The SEC filed the current action in March 1996, charging Shepard, Sargent, Scharn, and a fourth defendant with tipping and/or trading in violation of Exchange Act Section 10(b), Rule 10b-5, Section 14(e), and Rule l4e-3 and seeking injunctive relief, disgorgement, prejudgment interest, and civil penalties. The district court granted the defendants' motion for a directed verdict, holding that there was insufficient evidence that Shepard tipped Sargent on the evening of September 10, 1994. The SEC appealed that decision as to Shepard, Sargent, and Scharn (but did not appeal as to the fourth defendant), and in late 2000 this Court remanded the case for a new trial in October 2001. SEC v. Sargent, 229 F.3d 68 (1st Cir. 2000). On remand, the jury found Shepard and Sargent liable for violations of Section 14(e) and Rule 14e-3 but did not find them liable for violations of Section 10(b) and Rule 10b-5. The jury found Scharn not liable on all counts.

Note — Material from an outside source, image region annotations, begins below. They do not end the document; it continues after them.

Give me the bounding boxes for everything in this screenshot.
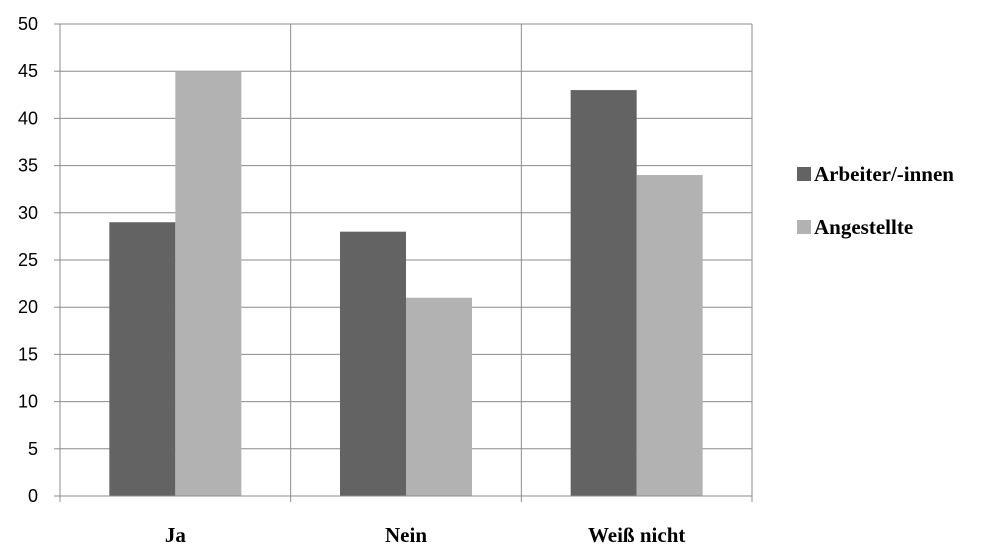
y-tick-label: 10 [18,392,38,412]
y-tick-label: 20 [18,297,38,317]
y-tick-label: 30 [18,203,38,223]
legend-label: Arbeiter/-innen [814,162,954,186]
y-tick-label: 40 [18,108,38,128]
y-tick-label: 5 [28,439,38,459]
legend-label: Angestellte [814,215,913,239]
axes [54,23,753,502]
y-tick-label: 45 [18,61,38,81]
y-axis-tick-labels: 0 5 10 15 20 25 30 35 40 45 50 [18,14,38,506]
y-tick-label: 25 [18,250,38,270]
x-axis-tick-labels: Ja Nein Weiß nicht [165,523,686,547]
bars [109,71,703,497]
bar [175,71,242,496]
y-tick-label: 50 [18,14,38,34]
legend-swatch [797,167,811,181]
y-tick-label: 35 [18,156,38,176]
legend-swatch [797,220,811,234]
x-tick-label: Ja [165,523,187,547]
bar [406,297,472,496]
bar [109,222,176,497]
x-tick-label: Weiß nicht [588,523,685,547]
legend: Arbeiter/-innen Angestellte [797,162,954,239]
y-tick-label: 15 [18,344,38,364]
bar [340,231,406,496]
x-tick-label: Nein [385,523,427,547]
bar [636,175,703,497]
y-tick-label: 0 [28,486,38,506]
bar [570,90,637,496]
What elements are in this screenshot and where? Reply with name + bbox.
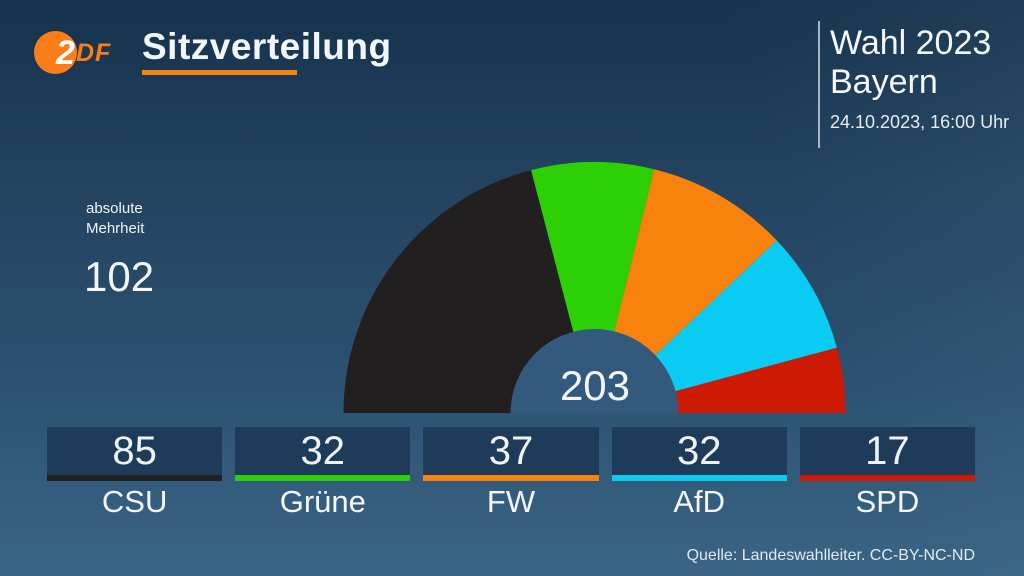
chart-inner-hole	[510, 329, 679, 413]
absolute-majority-value: 102	[84, 253, 155, 300]
party-name-label: AfD	[673, 484, 726, 519]
election-region: Bayern	[830, 63, 938, 101]
party-color-bar	[235, 475, 411, 481]
election-timestamp: 24.10.2023, 16:00 Uhr	[830, 112, 1010, 132]
party-name-label: FW	[486, 484, 536, 519]
seat-count-box: 32	[235, 427, 411, 475]
party-box-csu: 85 CSU	[47, 427, 223, 520]
zdf-logo-2: 2	[56, 34, 75, 72]
election-name: Wahl 2023	[830, 24, 992, 62]
zdf-logo-df: DF	[76, 39, 112, 67]
party-box-fw: 37 FW	[423, 427, 599, 520]
seat-count: 32	[676, 429, 722, 473]
party-box-grüne: 32 Grüne	[235, 427, 411, 520]
zdf-logo: 2 DF	[34, 31, 114, 75]
zdf-logo-circle-icon	[34, 31, 77, 74]
seat-count: 85	[112, 429, 157, 473]
election-info-block: Wahl 2023 Bayern 24.10.2023, 16:00 Uhr	[830, 24, 1009, 133]
absolute-majority-label: absolute Mehrheit	[86, 199, 144, 239]
party-name-label: CSU	[101, 484, 168, 519]
party-box-spd: 17 SPD	[799, 427, 976, 520]
title-underline	[142, 70, 297, 75]
header-separator-line	[818, 21, 820, 148]
party-name-label: Grüne	[279, 484, 366, 519]
seat-count-box: 37	[423, 427, 599, 475]
source-attribution: Quelle: Landeswahlleiter. CC-BY-NC-ND	[686, 547, 975, 564]
party-name-label: SPD	[855, 484, 920, 519]
page-title: Sitzverteilung	[142, 26, 392, 67]
seat-count-box: 85	[47, 427, 223, 475]
total-seats-value: 203	[559, 362, 631, 409]
party-color-bar	[47, 475, 223, 481]
party-color-bar	[423, 475, 599, 481]
party-box-afd: 32 AfD	[611, 427, 787, 520]
seat-count: 17	[865, 429, 910, 473]
party-color-bar	[799, 475, 976, 481]
party-seat-row: 85 CSU 32 Grüne 37 FW 32 AfD 17 SPD	[47, 427, 976, 520]
absolute-majority-label-line1: absolute	[86, 200, 143, 217]
chart-segment-grüne	[531, 162, 655, 413]
seat-count-box: 32	[611, 427, 787, 475]
seat-count-box: 17	[799, 427, 976, 475]
party-color-bar	[611, 475, 787, 481]
chart-segment-csu	[343, 170, 595, 413]
seat-count: 37	[488, 429, 534, 473]
absolute-majority-label-line2: Mehrheit	[86, 220, 145, 237]
seat-count: 32	[300, 429, 346, 473]
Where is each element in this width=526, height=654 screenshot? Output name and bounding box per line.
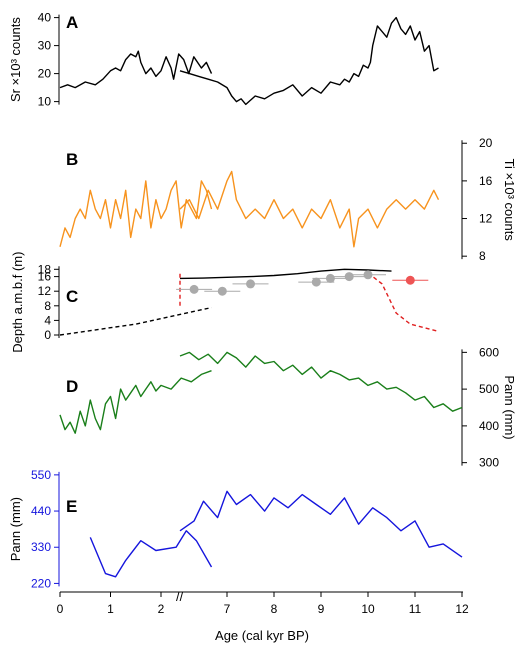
panel-E-y-tick-label: 440	[31, 504, 51, 518]
panel-A-y-tick-label: 20	[38, 67, 52, 81]
x-tick-label: 7	[224, 602, 231, 616]
x-tick-label: 12	[455, 602, 469, 616]
x-tick-label: 2	[158, 602, 165, 616]
panel-C-curve-4	[367, 272, 439, 333]
x-tick-label: 9	[318, 602, 325, 616]
panel-B-y-tick-label: 8	[479, 249, 486, 263]
panel-A-series-segment-2	[179, 16, 439, 106]
panel-A-letter: A	[66, 13, 78, 32]
panel-E-series-segment-1	[89, 530, 213, 578]
panel-D-y-tick-label: 500	[479, 382, 499, 396]
panel-C-y-tick-label: 4	[44, 313, 51, 327]
x-axis-break-mark: //	[176, 589, 184, 604]
x-tick-label: 8	[271, 602, 278, 616]
panel-C-y-label: Depth a.m.b.f (m)	[10, 252, 25, 353]
panel-C-data-point	[325, 273, 335, 283]
x-axis-label: Age (cal kyr BP)	[215, 628, 309, 643]
x-tick-label: 0	[57, 602, 64, 616]
panel-C-data-point	[246, 279, 255, 289]
panel-C-curve-1	[59, 306, 212, 336]
panel-C-letter: C	[66, 287, 78, 306]
panel-B-y-tick-label: 12	[479, 212, 493, 226]
panel-C-y-tick-label: 18	[38, 262, 52, 276]
panel-A-y-tick-label: 10	[38, 95, 52, 109]
panel-B-series-segment-1	[59, 180, 213, 247]
panel-D-series-segment-2	[179, 351, 463, 412]
x-tick-label: 11	[409, 602, 422, 616]
panel-B-series-segment-2	[179, 170, 440, 248]
panel-A: A 10 20 30 40 Sr ×10³ counts	[8, 11, 439, 109]
panel-D-series-segment-1	[59, 370, 212, 434]
panel-C-y-tick-label: 0	[44, 328, 51, 342]
x-tick-label: 1	[107, 602, 114, 616]
panel-D-y-tick-label: 400	[479, 419, 499, 433]
panel-C-y-tick-label: 16	[38, 270, 52, 284]
panel-E-letter: E	[66, 497, 77, 516]
panel-D-y-label: Pann (mm)	[502, 375, 517, 439]
panel-C-data-point	[311, 277, 321, 287]
panel-C-data-point	[405, 275, 415, 285]
panel-D-y-tick-label: 600	[479, 345, 499, 359]
panel-E: E 220 330 440 550 Pann (mm)	[8, 468, 463, 590]
panel-E-y-tick-label: 330	[31, 540, 51, 554]
panel-A-y-tick-label: 30	[38, 39, 52, 53]
panel-C-data-point	[363, 270, 373, 280]
panel-D-y-tick-label: 300	[479, 456, 499, 470]
panel-C-y-tick-label: 8	[44, 299, 51, 313]
panel-C-data-point	[344, 272, 354, 282]
panel-A-y-tick-label: 40	[38, 11, 52, 25]
panel-C-data-point	[217, 286, 227, 296]
panel-A-series-segment-1	[59, 50, 213, 89]
panel-B: B 8 12 16 20 Ti ×10³ counts	[59, 136, 517, 263]
panel-B-y-tick-label: 16	[479, 174, 493, 188]
panel-E-y-tick-label: 550	[31, 468, 51, 482]
panel-D-letter: D	[66, 377, 78, 396]
panel-A-y-label: Sr ×10³ counts	[8, 17, 23, 102]
panel-B-letter: B	[66, 150, 78, 169]
panel-C-y-tick-label: 12	[38, 284, 52, 298]
panel-C-data-point	[189, 284, 199, 294]
x-tick-label: 10	[361, 602, 375, 616]
panel-D: D 300 400 500 600 Pann (mm)	[59, 345, 517, 470]
panel-E-y-label: Pann (mm)	[8, 497, 23, 561]
panel-E-y-tick-label: 220	[31, 576, 51, 590]
panel-E-series-segment-2	[179, 490, 463, 558]
panel-B-y-label: Ti ×10³ counts	[502, 159, 517, 242]
panel-B-y-tick-label: 20	[479, 136, 493, 150]
panel-C-curve-2	[179, 268, 392, 280]
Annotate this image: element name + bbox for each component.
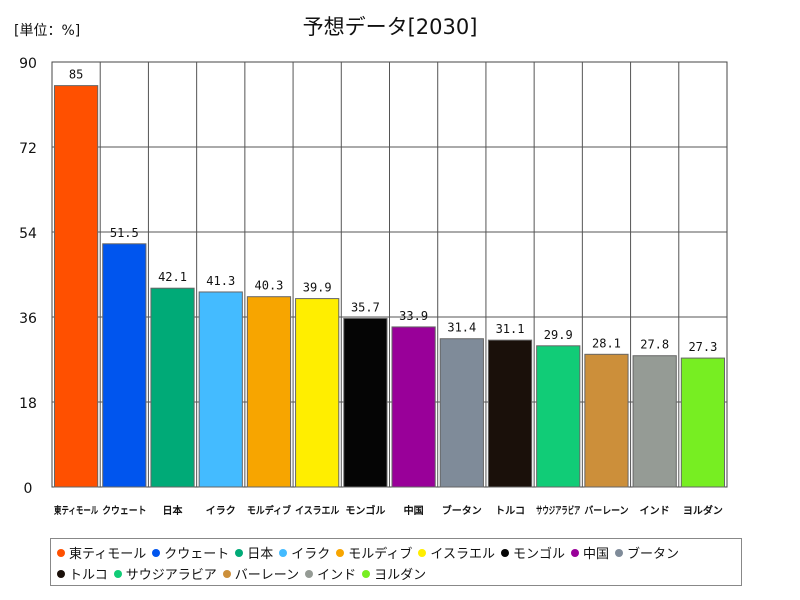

On March 27, 2002, the district court issued an amended final judgment ordering Sargent and Shepard jointly and severally liable for disgorgement of Sargent's and Scharn's trading profits, a total of $174,868. The court declined to enter an injunction against future violations. The court also refused to order the defendants to pay prejudgment interest on the disgorgement amount and to assess penalties pursuant to the Insider Trading and Securities Fraud Enforcement Act of 1988 ("ITSFEA"), codified in Section 21A(a) of the Exchange Act, 15 U.S.C. 78u-1(a). This appeal of the district court's denial of an injunction, interest, and penalties followed.

II. Standard of Review

In an SEC enforcement case, we review the district court's decision regarding injunctions, prejudgment interest, and civil penalties for abuse of discretion. Riseman v. Orion Research, Inc., 749 F.2d 915, 921 (1st Cir. 1984). Under this rubric, "[a]buse occurs when a material factor deserving significant weight is ignored, when an improper factor is relied upon, or when all proper and no improper factors are assessed, but the court makes a serious mistake in weighing them." Indep. Oil & Chem. Workers of Quincy, Inc. v. Procter & Gamble Mfg. Co., 864 F.2d 927, 929 (1st Cir. 1988). Further, "a district court abuses its discretion if it incorrectly applies the law to particular facts." Am. Bd. of Psychiatry & Neurology v. Johnson-Powell, 129 F.3d 1, 3 (1st Cir. 1997).

III. Injunctive Relief

The SEC argues that the district court relied on an erroneous legal standard in refusing to grant an injunction against future violations of securities laws.